Files
Abstract
This dissertation develops an algorithmic approach to linguistics through the study of topics in unsupervised learning of linguistic structure related to morphological paradigms. This work emphasizes reproducibility, accessibility, and extensibility in linguistic research.
The first major chapter studies stem extraction, focusing on analyzing morphological paradigms one at a time. Given a morphological paradigm, what is the stem, and how can we tell algorithmically? While it might appear trivial to extract "jump" from the English verbal paradigm jump-jumps-jumped-jumping, any non-concatenative morphology in any language presents an immediate challenge to an algorithm based on a substring approach to stem extraction. From the perspective of minimizing description length, the stem is best modeled as the longest common subsequence across word forms in a given morphological paradigm.
The next chapter explores paradigm similarity, considering multiple morphological paradigms at a time. The linguistic phenomenon of interest is inflection classes. Cross-linguistically, inflection classes tend to exhibit partial similarity. For instance, while Spanish verbs are customarily categorized as -ar, -er, and -ir verbs, the -er and -ir verbs are conjugationally more similar to each other than either to the -ar verbs. This chapter develops a hierarchical clustering algorithm that characterizes such partial similarity across morphological paradigms in a tree structure.

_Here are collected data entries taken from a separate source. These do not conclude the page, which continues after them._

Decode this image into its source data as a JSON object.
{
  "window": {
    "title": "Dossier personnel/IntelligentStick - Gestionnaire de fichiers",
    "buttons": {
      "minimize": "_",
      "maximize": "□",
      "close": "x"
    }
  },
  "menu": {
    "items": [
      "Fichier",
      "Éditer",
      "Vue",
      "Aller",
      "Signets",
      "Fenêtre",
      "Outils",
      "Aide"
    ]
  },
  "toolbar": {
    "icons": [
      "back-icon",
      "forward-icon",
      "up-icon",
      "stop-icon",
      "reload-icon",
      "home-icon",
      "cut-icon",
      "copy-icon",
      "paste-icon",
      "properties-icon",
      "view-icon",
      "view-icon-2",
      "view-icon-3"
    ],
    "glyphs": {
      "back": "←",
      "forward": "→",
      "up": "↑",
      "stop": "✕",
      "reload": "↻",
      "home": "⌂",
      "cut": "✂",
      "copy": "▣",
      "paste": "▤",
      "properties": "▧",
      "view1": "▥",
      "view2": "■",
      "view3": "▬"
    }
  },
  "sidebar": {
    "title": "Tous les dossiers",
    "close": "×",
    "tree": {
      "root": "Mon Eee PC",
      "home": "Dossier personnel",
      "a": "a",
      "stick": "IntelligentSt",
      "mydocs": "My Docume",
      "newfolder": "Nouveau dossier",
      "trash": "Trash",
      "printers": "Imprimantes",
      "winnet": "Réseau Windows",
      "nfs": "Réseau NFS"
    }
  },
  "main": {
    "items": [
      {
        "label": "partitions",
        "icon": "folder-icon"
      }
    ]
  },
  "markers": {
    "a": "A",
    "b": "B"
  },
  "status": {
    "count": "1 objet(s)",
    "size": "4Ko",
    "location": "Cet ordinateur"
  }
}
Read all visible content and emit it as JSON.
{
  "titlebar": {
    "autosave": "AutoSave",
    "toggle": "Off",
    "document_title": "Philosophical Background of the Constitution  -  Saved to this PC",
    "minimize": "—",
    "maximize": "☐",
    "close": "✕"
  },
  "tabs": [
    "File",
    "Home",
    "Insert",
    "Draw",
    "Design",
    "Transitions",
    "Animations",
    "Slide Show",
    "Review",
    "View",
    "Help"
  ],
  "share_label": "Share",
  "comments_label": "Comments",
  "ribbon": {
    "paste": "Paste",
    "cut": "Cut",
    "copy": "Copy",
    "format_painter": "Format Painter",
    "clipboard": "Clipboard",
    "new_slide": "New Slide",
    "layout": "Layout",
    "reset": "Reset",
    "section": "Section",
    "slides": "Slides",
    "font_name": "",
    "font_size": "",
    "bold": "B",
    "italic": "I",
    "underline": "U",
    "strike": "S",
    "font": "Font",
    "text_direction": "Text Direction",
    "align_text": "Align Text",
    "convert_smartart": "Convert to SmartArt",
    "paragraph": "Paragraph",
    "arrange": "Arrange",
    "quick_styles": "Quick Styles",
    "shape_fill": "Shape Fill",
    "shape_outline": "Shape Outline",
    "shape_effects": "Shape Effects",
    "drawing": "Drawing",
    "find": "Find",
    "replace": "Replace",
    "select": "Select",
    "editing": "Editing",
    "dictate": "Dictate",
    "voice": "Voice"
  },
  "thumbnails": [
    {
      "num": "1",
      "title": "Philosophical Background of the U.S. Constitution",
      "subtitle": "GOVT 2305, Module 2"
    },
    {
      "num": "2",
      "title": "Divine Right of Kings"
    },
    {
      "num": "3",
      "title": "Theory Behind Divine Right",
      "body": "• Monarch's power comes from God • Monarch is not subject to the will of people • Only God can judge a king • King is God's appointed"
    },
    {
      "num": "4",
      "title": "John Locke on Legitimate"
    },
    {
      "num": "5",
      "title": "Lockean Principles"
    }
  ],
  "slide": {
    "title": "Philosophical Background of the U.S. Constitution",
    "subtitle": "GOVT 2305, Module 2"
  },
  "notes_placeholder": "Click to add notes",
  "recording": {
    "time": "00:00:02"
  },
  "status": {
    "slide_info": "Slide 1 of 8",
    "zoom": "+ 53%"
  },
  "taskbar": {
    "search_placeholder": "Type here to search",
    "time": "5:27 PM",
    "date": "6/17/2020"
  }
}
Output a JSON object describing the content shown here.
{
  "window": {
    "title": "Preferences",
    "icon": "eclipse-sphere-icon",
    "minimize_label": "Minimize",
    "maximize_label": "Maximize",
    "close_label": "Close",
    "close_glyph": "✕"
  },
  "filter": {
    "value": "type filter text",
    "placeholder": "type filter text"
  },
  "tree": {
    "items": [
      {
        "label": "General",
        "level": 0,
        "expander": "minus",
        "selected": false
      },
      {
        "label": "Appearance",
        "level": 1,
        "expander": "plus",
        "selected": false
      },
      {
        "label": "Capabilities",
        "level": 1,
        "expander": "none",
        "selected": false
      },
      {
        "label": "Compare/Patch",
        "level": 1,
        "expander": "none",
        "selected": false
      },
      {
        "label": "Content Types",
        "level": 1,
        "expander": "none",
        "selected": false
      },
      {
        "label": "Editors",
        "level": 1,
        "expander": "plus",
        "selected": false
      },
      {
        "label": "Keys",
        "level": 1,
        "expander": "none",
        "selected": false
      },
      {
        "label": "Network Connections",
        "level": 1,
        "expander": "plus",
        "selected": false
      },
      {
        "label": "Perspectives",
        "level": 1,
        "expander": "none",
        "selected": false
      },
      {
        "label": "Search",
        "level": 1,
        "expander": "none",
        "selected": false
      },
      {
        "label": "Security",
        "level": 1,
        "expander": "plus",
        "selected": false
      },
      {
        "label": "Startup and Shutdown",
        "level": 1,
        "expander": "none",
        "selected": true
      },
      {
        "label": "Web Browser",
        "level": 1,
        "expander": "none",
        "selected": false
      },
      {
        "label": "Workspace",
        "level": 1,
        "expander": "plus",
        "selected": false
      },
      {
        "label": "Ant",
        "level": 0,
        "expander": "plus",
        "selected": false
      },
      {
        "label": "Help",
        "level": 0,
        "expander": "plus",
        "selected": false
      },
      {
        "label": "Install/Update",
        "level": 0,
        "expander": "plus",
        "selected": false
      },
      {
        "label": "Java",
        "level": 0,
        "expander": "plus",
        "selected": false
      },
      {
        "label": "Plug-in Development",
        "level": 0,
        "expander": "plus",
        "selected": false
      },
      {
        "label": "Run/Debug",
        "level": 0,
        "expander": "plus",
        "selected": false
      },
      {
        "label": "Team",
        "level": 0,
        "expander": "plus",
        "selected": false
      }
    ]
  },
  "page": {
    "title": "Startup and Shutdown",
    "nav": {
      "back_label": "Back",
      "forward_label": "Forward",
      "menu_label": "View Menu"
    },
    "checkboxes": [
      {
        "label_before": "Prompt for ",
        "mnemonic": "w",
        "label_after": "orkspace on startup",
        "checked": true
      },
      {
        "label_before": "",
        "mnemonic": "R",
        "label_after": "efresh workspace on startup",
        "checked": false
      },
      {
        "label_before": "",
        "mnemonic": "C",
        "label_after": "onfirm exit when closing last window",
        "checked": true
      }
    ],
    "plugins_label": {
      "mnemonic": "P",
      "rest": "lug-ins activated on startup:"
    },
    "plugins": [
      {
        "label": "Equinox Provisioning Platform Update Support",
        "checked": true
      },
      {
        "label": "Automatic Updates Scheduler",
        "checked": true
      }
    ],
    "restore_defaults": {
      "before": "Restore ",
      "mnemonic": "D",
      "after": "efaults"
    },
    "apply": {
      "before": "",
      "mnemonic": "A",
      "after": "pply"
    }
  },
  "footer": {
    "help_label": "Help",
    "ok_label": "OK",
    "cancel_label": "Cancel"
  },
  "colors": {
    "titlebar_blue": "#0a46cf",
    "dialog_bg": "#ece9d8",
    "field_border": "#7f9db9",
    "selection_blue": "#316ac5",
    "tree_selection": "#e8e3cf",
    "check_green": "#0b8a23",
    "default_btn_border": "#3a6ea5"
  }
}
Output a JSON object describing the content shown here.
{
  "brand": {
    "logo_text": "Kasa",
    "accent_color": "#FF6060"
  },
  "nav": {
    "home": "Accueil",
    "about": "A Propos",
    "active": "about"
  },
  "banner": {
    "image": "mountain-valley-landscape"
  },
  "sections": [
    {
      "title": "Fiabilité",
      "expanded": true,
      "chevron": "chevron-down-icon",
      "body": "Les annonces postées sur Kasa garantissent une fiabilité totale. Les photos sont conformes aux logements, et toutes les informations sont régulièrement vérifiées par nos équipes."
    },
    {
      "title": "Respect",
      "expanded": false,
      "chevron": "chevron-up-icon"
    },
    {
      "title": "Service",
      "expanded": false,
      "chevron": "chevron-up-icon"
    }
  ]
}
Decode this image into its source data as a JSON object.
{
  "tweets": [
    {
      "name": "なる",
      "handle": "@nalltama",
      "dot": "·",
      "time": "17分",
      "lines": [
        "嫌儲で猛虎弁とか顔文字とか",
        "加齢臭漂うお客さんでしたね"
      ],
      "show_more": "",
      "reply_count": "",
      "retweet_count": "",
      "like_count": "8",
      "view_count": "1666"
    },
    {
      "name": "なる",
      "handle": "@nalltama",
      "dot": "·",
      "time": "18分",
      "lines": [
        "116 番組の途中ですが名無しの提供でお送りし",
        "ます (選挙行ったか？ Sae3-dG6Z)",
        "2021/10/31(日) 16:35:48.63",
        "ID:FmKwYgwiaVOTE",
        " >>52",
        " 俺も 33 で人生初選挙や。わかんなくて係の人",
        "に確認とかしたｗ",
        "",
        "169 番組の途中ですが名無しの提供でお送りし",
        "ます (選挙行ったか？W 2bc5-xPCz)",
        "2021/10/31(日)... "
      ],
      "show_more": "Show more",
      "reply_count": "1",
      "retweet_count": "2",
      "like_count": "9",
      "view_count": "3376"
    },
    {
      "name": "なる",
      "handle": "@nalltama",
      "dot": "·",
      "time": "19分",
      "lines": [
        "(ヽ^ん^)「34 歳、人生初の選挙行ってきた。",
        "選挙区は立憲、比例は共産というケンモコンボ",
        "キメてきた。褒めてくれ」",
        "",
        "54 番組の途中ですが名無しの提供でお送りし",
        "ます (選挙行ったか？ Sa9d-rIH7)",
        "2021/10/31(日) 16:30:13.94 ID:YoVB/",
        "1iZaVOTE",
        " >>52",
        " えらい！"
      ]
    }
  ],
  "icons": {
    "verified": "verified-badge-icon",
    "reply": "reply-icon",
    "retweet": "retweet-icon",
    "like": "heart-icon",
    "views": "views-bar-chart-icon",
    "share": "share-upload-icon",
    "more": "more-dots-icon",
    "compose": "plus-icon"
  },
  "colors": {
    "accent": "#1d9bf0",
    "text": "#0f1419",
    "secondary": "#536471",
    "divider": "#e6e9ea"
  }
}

The final major chapter explores how tables of morphological paradigms can be learned from raw data, such as an unannotated text corpus. The point of departure is the Linguistica program (Goldsmith 2001). While Linguistica induces morphological paradigms from a raw text by learning recurring morphological patterns called signatures, the relationship between signatures is unknown, which means signatures that differ by inflection classes are not connected. This chapter aligns the signatures from Linguistica by leveraging syntagmatic information available in a raw text corpus to induce what is akin to word category knowledge.